Endocrine Abstracts

Case History: A 73-year-old gentleman with no prior comorbidities, presented with 2-month history of decreased appetite, weight loss and lethargy. He denied experiencing paroxysmal symptoms of headache/sweating/palpitations, abdominal pain, fever, night sweats or chronic cough. Clinically, he was cachexic, dehydrated (blood pressure 98/82 mmHg; heart rate 125 beats per minute) with a vague mass palpable over the right lumbar. There were no palpable lymphadenopathy or features suggestive of Cushing’s syndrome.

Investigations: Biochemical analysis revealed non-parathyroid hormone (PTH) dependent severe hypercalcemia [corrected calcium 3.67 mmol/l (N 2.2-2.6); phosphate 1.13 mmol/l (N 0.78-1.65); PTH 0.1 pmol/l (N 1.4-6.8)] with acute kidney injury [creatinine 157 umol/l (N 54-97); urea 16.3 mmol/l (N 3.2-8.2)], elevated lactate dehydrogenase 941 U/l (N 120-246) and anaemia [haemoglobin 100 g/l (N 130-170); white blood cell 10 × 10⁹/l (N 4-10); platelet 417 × 10⁹/l (N 150-400); iron 3.5 umol/l (N 11.6-31.3); transferrin saturation 10% (N 20-45)]. A random serum cortisol was appropriately elevated for his ill condition, at 1169 nmol/l (N 145-619). 24hour urine metanephrines and 24hour urine cortisol were within normal limits. CT imaging showed bilateral adrenal lesions with heterogenous enhancement. The right lesion (12.4 × 9.0 × 12.6 cm) encased the right renal artery and vein with infiltration of the right kidney while the left lesion measured 4.0 × 4.2 × 4.3 cm.

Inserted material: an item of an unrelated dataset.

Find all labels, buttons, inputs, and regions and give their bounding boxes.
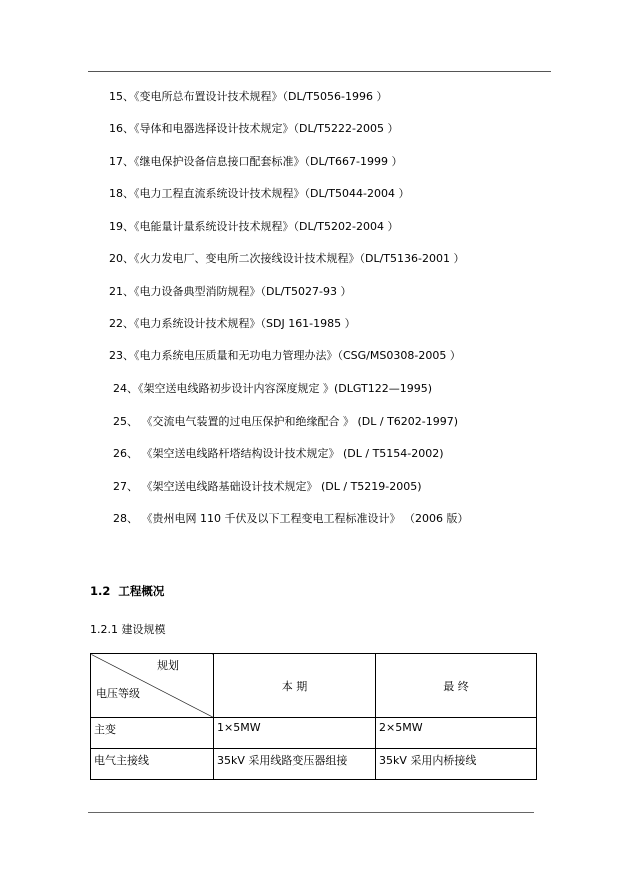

Results/Treatment: In addition to saline diuresis, he received subcutaneous (S/C) calcitonin 200 IU TDS for 3 days and a dose of S/C Denosumab 60 mg. He showed marked improvement clinically and biochemically (Table 1). CT-guided adrenal biopsy was performed and histopathology of the biopsy established the diagnosis of diffuse large B-cell lymphoma (DLBCL) with high Ki-67 (>90%). Staging done via FDG PET-CT showed extensive disease involving both supra and infra-diaphragmatic lymph nodes, spleen, lung and brain. Treatment with intravenous dexamethasone and pre-phase cyclophosphamide was initiated. Unfortunately, he succumbed after developing sepsis post-treatment.

Conclusion/Discussion Points: This case highlights primary adrenal lymphoma (PAL) as a rare but lethal cause of bilateral adrenal lesions. PAL accounts for <1% of non-Hodgkin lymphomas and CT-guided adrenal biopsy is the gold standard to establish the diagnosis. R-CHOP (Rituximab, Cyclophosphamide, Doxorubicin, Vincristine, Prednisolone) chemotherapy regime remains the mainstay of treatment, though the long-term prognosis remains guarded with reported median survival time of 14 months (based on a study of 136 patients with PAL). Besides hypercalcemia, a more prevalent endocrine complication in these patients is adrenal insufficiency, which requires prompt intervention if present.